If you talk to many lobbyists, staff members, or legislators that have been around the Texas Capitol for long they all long for the days when politics in Texas was more bipartisan and more productive. The state has seen quite a bit of shift over the last quarter-century due to changing demographics and alterations in national political structures. Sometimes people who were once one party shifted to another, like former Governor Rick Perry and more recently the Vice Chair of the House Public Education Committee J.M. Lozano.
The Legislature has gone through some difficult times before, like the episode with the “Killer Bees” in the 1970’s or the “Killer D’s” in 2003 so the longing may be more nostalgic than real. The difference, pundits say, is that past episodes were often over partisan issues. Now, the problem seems to be party infighting. As one long-term Republican legislator said recently, “When I first came here the party was more unified and we got quite a bit done for Texas. Now, all we seem to do is fight with each other.”

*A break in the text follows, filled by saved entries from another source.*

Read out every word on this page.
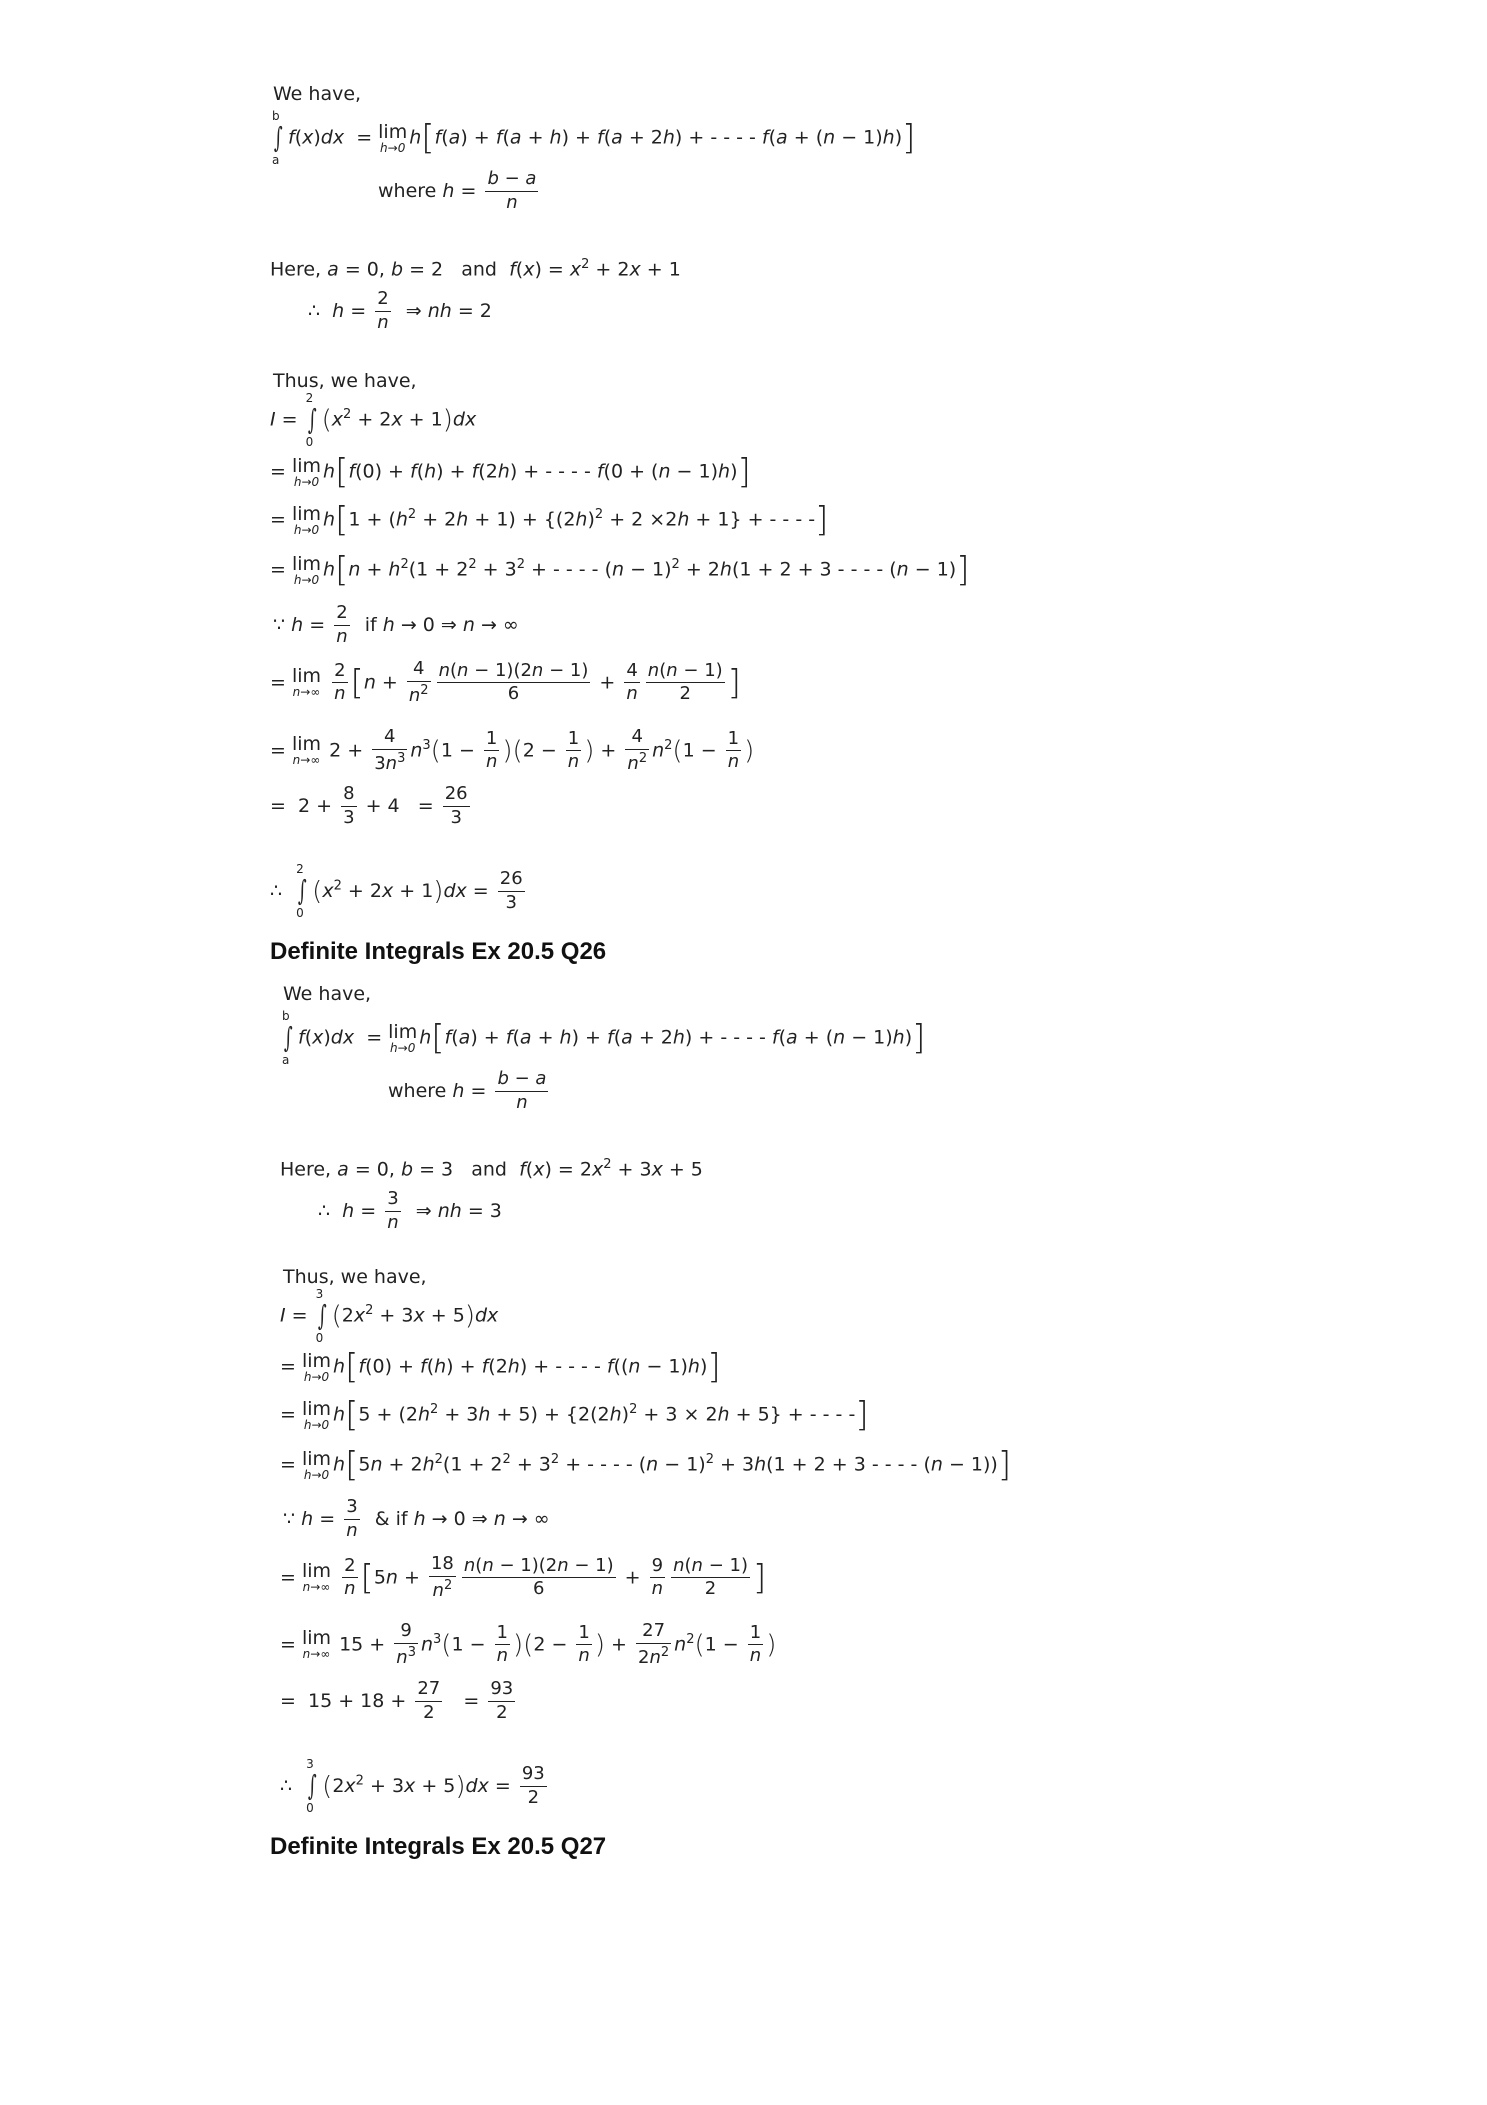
We have,
b
∫
a
f(x)dx  = lim
h→0 h[f(a) + f(a + h) + f(a + 2h) + - - - - f(a + (n − 1)h)]
where $h = \frac{b - a}{n}$
Here, a = 0, b = 2   and  $f(x) = x^2 + 2x + 1$
∴  $h = \frac{2}{n}$ ⇒ nh = 2
Thus, we have,
I =
2
∫
0
$(x^2 + 2x + 1)dx$
= lim
h→0 h[f(0) + f(h) + f(2h) + - - - - f(0 + (n − 1)h)]
= lim
h→0 $h[1 + (h^2 + 2h + 1) + \{(2h)^2 + 2 \times 2h + 1\}$ + - - - -]
= lim
h→0 $h[n + h^2(1 + 2^2 + 3^2$ + - - - - $(n - 1)^2 + 2h(1 + 2 + 3$ - - - - (n − 1)]
∵ $h = \frac{2}{n}$ if h → 0 ⇒ n → ∞
= lim
n→∞
$\frac{2}{n} [n + \frac{4}{n^2} \frac{n(n - 1)(2n - 1)}{6} + \frac{4}{n} \frac{n(n - 1)}{2}$ ]
= lim
n→∞ $2 + \frac{4}{3n^3} n^3(1 - \frac{1}{n} )(2 - \frac{1}{n}$ ) + $\frac{4}{n^2} n^2(1 - \frac{1}{n}$ )
=  $2 + \frac{8}{3} + 4 = \frac{26}{3}$
∴
2
∫
0
$(x^2 + 2x + 1)dx = \frac{26}{3}$
Definite Integrals Ex 20.5 Q26
We have,
b
∫
a
f(x)dx  = lim
h→0 h[f(a) + f(a + h) + f(a + 2h) + - - - - f(a + (n − 1)h)]
where $h = \frac{b - a}{n}$
Here, a = 0, b = 3   and  $f(x) = 2x^2 + 3x + 5$
∴  $h = \frac{3}{n}$ ⇒ nh = 3
Thus, we have,
I =
3
∫
0
$(2x^2 + 3x + 5)dx$
= lim
h→0 h[f(0) + f(h) + f(2h) + - - - - f((n − 1)h)]
= lim
h→0 $h[5 + (2h^2 + 3h + 5) + \{2(2h)^2 + 3 \times 2h + 5\}$ + - - - -]
= lim
h→0 $h[5n + 2h^2(1 + 2^2 + 3^2$ + - - - - $(n - 1)^2 + 3h(1 + 2 + 3$ - - - - (n − 1))]
∵ $h = \frac{3}{n}$ & if h → 0 ⇒ n → ∞
= lim
n→∞
$\frac{2}{n} [5n + \frac{18}{n^2} \frac{n(n - 1)(2n - 1)}{6} + \frac{9}{n} \frac{n(n - 1)}{2}$ ]
= lim
n→∞ $15 + \frac{9}{n^3} n^3(1 - \frac{1}{n} )(2 - \frac{1}{n}$ ) + $\frac{27}{2n^2} n^2(1 - \frac{1}{n}$ )
=  $15 + 18 + \frac{27}{2} = \frac{93}{2}$
∴
3
∫
0
$(2x^2 + 3x + 5)dx = \frac{93}{2}$
Definite Integrals Ex 20.5 Q27
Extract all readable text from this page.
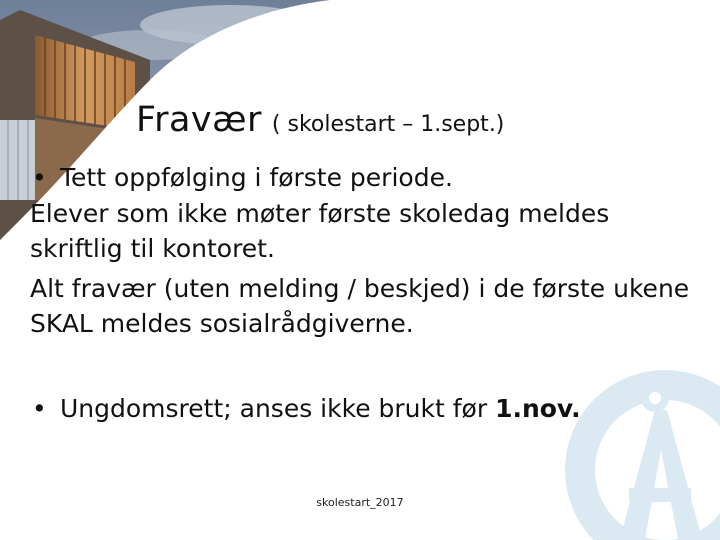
Fravær ( skolestart – 1.sept.)
• Tett oppfølging i første periode.
Elever som ikke møter første skoledag meldes skriftlig til kontoret.
Alt fravær (uten melding / beskjed) i de første ukene SKAL meldes sosialrådgiverne.
• Ungdomsrett; anses ikke brukt før 1.nov.
skolestart_2017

This kind of fractious behavior was openly displayed in the 85th Texas Legislature in 2017 when a group of Republican state representatives calling themselves the Texas Freedom Caucus used a series of parliamentary maneuvers to kill over 100 bills on the Local and Consent calendar because they felt marginalized by the rest of the body. The event occurred on Mother’s Day and was labeled “The Mother’s Day Massacre” by social media and the press.
While the Republican party seems to be famous for these kinds of internal fractures, now it appears to be the Texas Democrat’s turn.
The entire thing started last week when several members of the House Public Education Committee voted against a bill sponsored by the committee chair, Democrat representative Harold Dutton. House Bill 3270, a bill that would strengthen the power of the Commissioner of Education to be able to take over a school district with a struggling school, was heard and passed out of the committee with a 7-6 vote. Republican representative Steve Allison joined with Democrat representatives Mary Gonzalez, James Talarico, Terry Meza, Alma Allen, and Diego Bernal to vote against the bill.
When bills were set for a hearing following that meeting none of the bills for the “no” votes were listed. An email inquiry to Dutton’s office about it reportedly received a brief response, “Remember HB 3270.”
Rep. Mary Gonzalez, who is also the Vice Chair of House Appropriations, addressed the committee when they met on April 15th to handle pending business. After detailing her concerns, she presented a letter to the committee that was subsequently obtained and shared in a Tweet by Quorum Report’s Scott Braddock.
According to Gonzalez, “power and retribution” dominate the process and is an example of a “culture that is harmful to both the committee and the legislature as a whole.” Dutton, a Democrat from Houston, allegedly responded to the reading of the letter by stating to Gonzalez that “she has the right to be wrong.”
How this issue will be ultimately handled remains to be seen, but Gonzalez and the others being denied hearings could follow past practice and simply refuse to attend future committee hearings, although the committee would still have a quorum even if all the other “no” votes on HB 3270 joined her. Whether Gonzalez alone could use her power as Vice Chair of House Appropriations to affect legislation sponsored by Dutton depends on what legislation he cares about advances. That number will grow smaller as the final days of the session emerge.
If it is determined by the Speaker of the House, Dade Phelan that Dutton is behaving badly by intentionally stalling important legislation, the Speaker could discipline him or potentially take away any future position as a committee chair, but many pundits feel that this is unlikely to happen. Dutton and Phelan both have ties to former Speaker Dennis Bonnen, and some contend that Bonnen is still influencing politics in the Texas House, including the selection of committee chairs. Many other Speakers have had influence over legislators far beyond their service as Speaker.
As the 87th Texas Legislature winds down to May 31st the last day of the session known as “sine die”, it will be critical for lawmakers to ensure that strains in relationships do not hamper the passage of important legislation for Texans. Partisan squabbles and posturing are all too common in politics and internal squabbles within parties are becoming more prominent. Both cause unnecessary gridlock that prevents the important work for which legislators are elected.